Yes. All of these characters in my head, they allow me to be as crazy as I want to be. You know, they can do anything in these shows, which is fun and free. I can disassociate from everything else and hear these [characters] talking. I’m just hearing them tell the story. And then I go back and see if it makes sense and try to form it into something. I have a place in the Bahamas. That’s when I get most of my writing done. I just turn off and I’ll go down for four or five weeks at a time and just write and write. There’s no internet — unless I want it. Nobody’s calling, it’s just me out in the middle of nowhere.

There often is an inverse relationship between popularity and critical buzz. Do you wish you had more of the latter?

I don’t give it much thought because if I let that stuff get to me, oh boy. It would shake my foundation, have me thinking outside of my own narrative, which is scary in the sense of that’s when you’re giving other people power.

But does the criticism bother you?

Yeah, absolutely. But I walk around here [the studio] and go, “OK.”

You said in 2009 after the election of Barack Obama that he was judged on the “content of his character, period.” So now here we are in 2017, and race is an issue again — do you feel that we’re going backward?

No, I feel that everything that was under the surface is showing. There is anger in the country that is just finding a voice and finding a way to sprout and grow. And it’s dangerous. And you have to be very, very careful when you start walking that path.

Do you think that Hollywood has respect for the African-American audience?

Listen, let me tell you something about what I know about Hollywood. I don’t think it’s black and white, I think it’s green. It’s just about, Where’s the money? How do we make the money? How do we make the business grow? It’s all about the money. So whatever’s making the money is where the respect is going to be.

What was the worst job you ever had?

Used car salesman because I couldn’t dupe people. I just wasn’t good at it. [I was in my] early 20s; it was in Atlanta. I’ll never forget this schoolteacher; she had saved all her money and she wanted this car, and I knew it was a bad car, and I was trying to talk her out of it. And my manager gave me a ripping for it.

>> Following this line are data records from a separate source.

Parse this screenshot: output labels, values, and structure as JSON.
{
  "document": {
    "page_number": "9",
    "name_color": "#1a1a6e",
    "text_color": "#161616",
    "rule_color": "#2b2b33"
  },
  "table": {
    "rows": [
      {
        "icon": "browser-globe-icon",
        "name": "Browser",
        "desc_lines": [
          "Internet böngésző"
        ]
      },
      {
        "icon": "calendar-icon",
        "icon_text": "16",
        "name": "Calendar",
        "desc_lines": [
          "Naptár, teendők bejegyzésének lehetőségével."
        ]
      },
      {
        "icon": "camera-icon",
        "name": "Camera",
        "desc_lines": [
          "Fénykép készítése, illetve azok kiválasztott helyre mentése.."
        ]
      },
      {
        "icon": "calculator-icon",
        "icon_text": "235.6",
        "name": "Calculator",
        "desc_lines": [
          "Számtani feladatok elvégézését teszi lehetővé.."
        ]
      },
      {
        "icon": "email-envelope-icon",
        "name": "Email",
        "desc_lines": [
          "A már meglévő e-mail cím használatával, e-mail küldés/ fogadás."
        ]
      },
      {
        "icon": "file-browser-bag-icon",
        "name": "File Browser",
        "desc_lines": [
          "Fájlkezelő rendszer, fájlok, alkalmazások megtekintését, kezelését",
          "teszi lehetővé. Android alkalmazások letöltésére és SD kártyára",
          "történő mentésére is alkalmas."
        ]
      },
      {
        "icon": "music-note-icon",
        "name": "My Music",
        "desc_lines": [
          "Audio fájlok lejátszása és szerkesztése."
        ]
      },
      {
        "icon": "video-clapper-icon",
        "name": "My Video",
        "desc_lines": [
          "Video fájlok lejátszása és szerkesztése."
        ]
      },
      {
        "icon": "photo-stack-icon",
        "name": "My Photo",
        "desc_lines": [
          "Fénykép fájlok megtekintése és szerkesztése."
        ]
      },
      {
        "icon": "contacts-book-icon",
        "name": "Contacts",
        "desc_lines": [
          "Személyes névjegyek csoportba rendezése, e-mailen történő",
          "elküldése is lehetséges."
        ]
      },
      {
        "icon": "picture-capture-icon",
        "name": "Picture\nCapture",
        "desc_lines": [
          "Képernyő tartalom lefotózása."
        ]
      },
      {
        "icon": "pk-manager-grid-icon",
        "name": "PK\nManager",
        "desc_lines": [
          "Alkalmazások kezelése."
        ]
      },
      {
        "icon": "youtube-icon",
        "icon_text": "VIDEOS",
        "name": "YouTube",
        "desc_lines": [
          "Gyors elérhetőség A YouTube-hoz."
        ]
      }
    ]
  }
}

What’s an average day like now for Tyler Perry?

I’ll come in at 6 in the morning, and we do our spin class in the morning. We’ve got our own instructor; it’s a good thing for the crew to get them started. We’ve got about 25 bikes down there. And then I shower, breakfast and I’m right on to set. I try to be out of here by 10 and in bed by 11.

At one point in your past, before you became successful, you were living in your car. Is all of this still a little surreal for you?

Are you kidding me? Every day. Every day. It blows my mind. When [people] see [this studio], it’s like, “What in the world?” And for me I’m going, “Yeah, I’m saying ‘What in the world?’ too.”